Вероятно, поэтому я и не помню случая, чтобы таможенный у ворот при выходе грузчиков на обед или после конца задержал хоть одного похитителя с явно оттопыренными карманами или полами их «польт» (как иначе назвать верхнее тряпье босяков?). Грузчик, уличенный в краже, изгонялся Мисенко, и его больше на работу не брали, – по крайней мере, пока не забывалось это деяние.
Я любил пряный запах пакгауза, ощущение вокруг себя изобилия товаров, особенно лимонов и апельсинов. Всё пахло: ваниль, финики, кофе, чай, в соединении с морозным запахом морской воды, угля и нефти неописуемо хорошо было дышать здесь, особенно если грело солнце.

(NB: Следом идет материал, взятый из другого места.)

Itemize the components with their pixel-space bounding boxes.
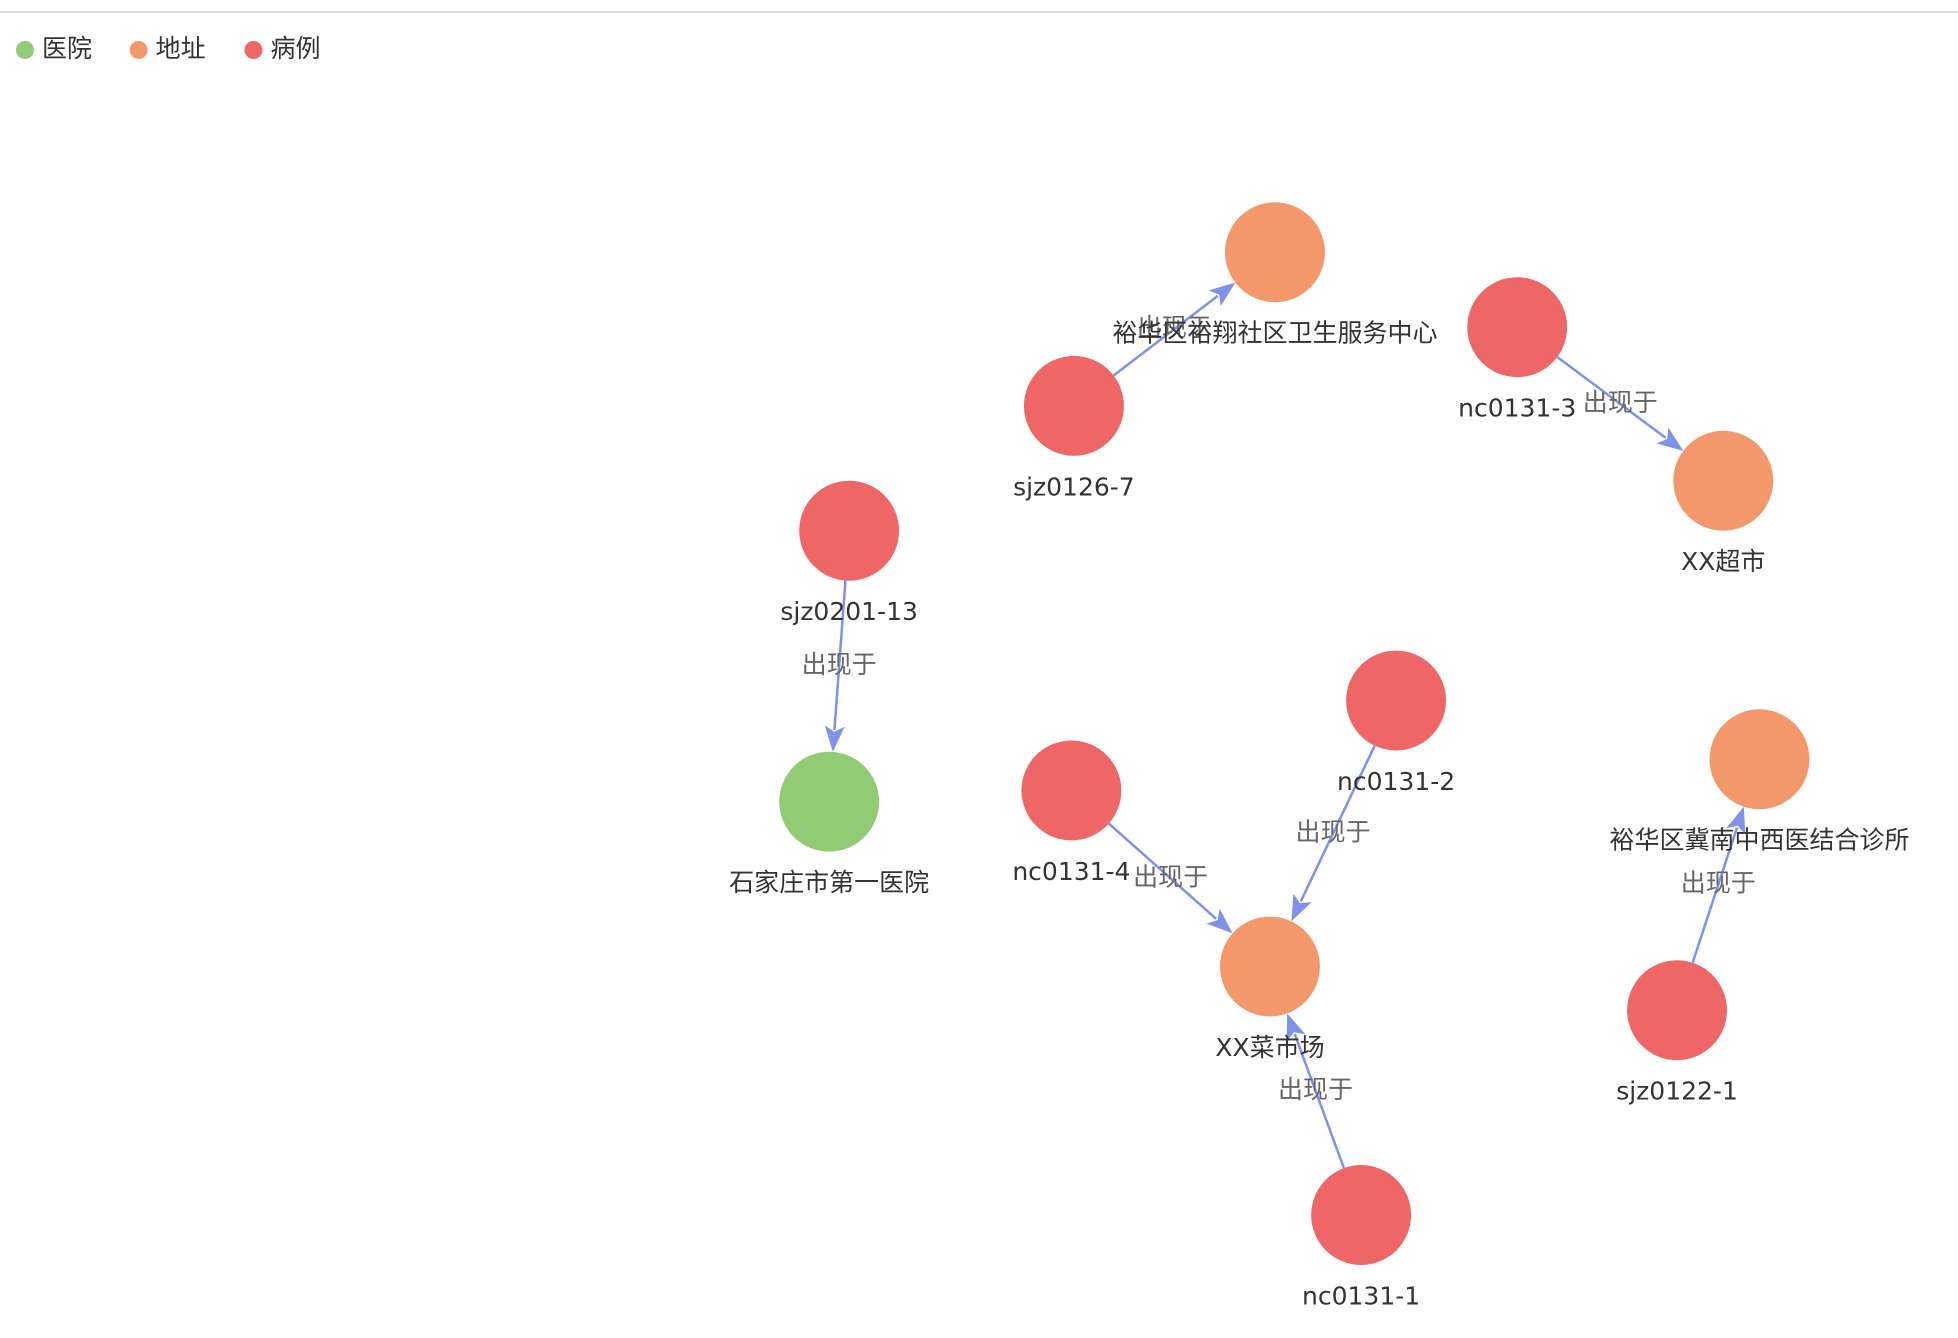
node[interactable] — [1627, 960, 1727, 1061]
edge — [1299, 745, 1376, 903]
legend-marker[interactable] — [15, 40, 34, 59]
edge-arrow — [1291, 893, 1312, 922]
node[interactable] — [1023, 355, 1124, 456]
edge — [1691, 827, 1739, 964]
node-label: 裕华区冀南中西医结合诊所 — [1609, 826, 1909, 855]
node[interactable] — [1021, 740, 1122, 841]
edge-arrow — [1206, 908, 1233, 934]
edge-label: 出现于 — [1137, 313, 1212, 342]
node-label: nc0131-4 — [1012, 857, 1130, 886]
legend-marker[interactable] — [244, 40, 263, 59]
edge-label: 出现于 — [1681, 869, 1756, 898]
node-label: nc0131-1 — [1302, 1281, 1420, 1310]
node-label: nc0131-3 — [1458, 394, 1576, 423]
legend[interactable]: 医院 地址 病例 — [15, 34, 321, 63]
legend-label[interactable]: 医院 — [42, 34, 92, 63]
node[interactable] — [779, 751, 880, 852]
legend-label[interactable]: 病例 — [270, 34, 320, 63]
edge — [1293, 1033, 1346, 1169]
edge-arrow — [1208, 282, 1236, 307]
edge — [1556, 356, 1667, 439]
edge — [1107, 822, 1217, 920]
node[interactable] — [799, 480, 900, 581]
legend-marker[interactable] — [129, 40, 148, 59]
edge — [1112, 294, 1219, 377]
node[interactable] — [1673, 430, 1774, 531]
node[interactable] — [1224, 202, 1325, 303]
node-label: sjz0201-13 — [780, 597, 918, 626]
edge-label: 出现于 — [1583, 388, 1658, 417]
node-label: 裕华区裕翔社区卫生服务中心 — [1112, 319, 1437, 348]
edge-label: 出现于 — [1296, 818, 1371, 847]
node[interactable] — [1220, 916, 1320, 1017]
node-label: XX超市 — [1681, 547, 1765, 576]
node-label: sjz0126-7 — [1013, 472, 1135, 501]
node-label: 石家庄市第一医院 — [729, 868, 929, 897]
edge-arrow — [1286, 1013, 1306, 1042]
edge-label: 出现于 — [1278, 1075, 1353, 1104]
node[interactable] — [1346, 650, 1447, 751]
node[interactable] — [1467, 277, 1568, 378]
edge-label: 出现于 — [802, 650, 877, 679]
node-label: XX菜市场 — [1215, 1033, 1324, 1062]
node-label: sjz0122-1 — [1616, 1077, 1738, 1106]
node-label: nc0131-2 — [1337, 767, 1455, 796]
node[interactable] — [1311, 1165, 1412, 1265]
node[interactable] — [1709, 709, 1810, 810]
edge-arrow — [824, 725, 845, 752]
legend-label[interactable]: 地址 — [156, 34, 206, 63]
edge-arrow — [1726, 806, 1746, 835]
nodes: 石家庄市第一医院 裕华区裕翔社区卫生服务中心 XX超市 XX菜市场 裕华区冀南中西医结合… — [729, 202, 1909, 1310]
edge-label: 出现于 — [1133, 862, 1208, 891]
edge-arrow — [1656, 427, 1684, 451]
edge — [833, 580, 847, 731]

Я иногда ходил обедать домой, тратя из полуторачасового отдыха почти час на ходьбу и еду (хлеб, сало или колбаса с вареной картошкой… м-м-м… ну, апельсины, случалось), а большей частью проводил это время в бордингаузе или в здании таможни. Чай я тогда пил мало, и крайне редко – водку. К вечеру, совсем закоченев (зима стояла холодная), я становился в ряд с грузчиками, а Мисенко, проходя наш строй, вручал из мешка – рубль и гривенник.
Ранней весной мне удалось совершить рейс в Александрию на пароходе Р.О.П. и Т. матросом, но по недостатку времени я должен отложить эту в своем роде интересную историю до печатания всей книги. Скажу лишь, что уволили меня за сопротивление учебной шлюпочной гребле; этому бессмысленному занятию предал нас капитан «Цесаревича», пленившийся артистической работой веслами английских моряков.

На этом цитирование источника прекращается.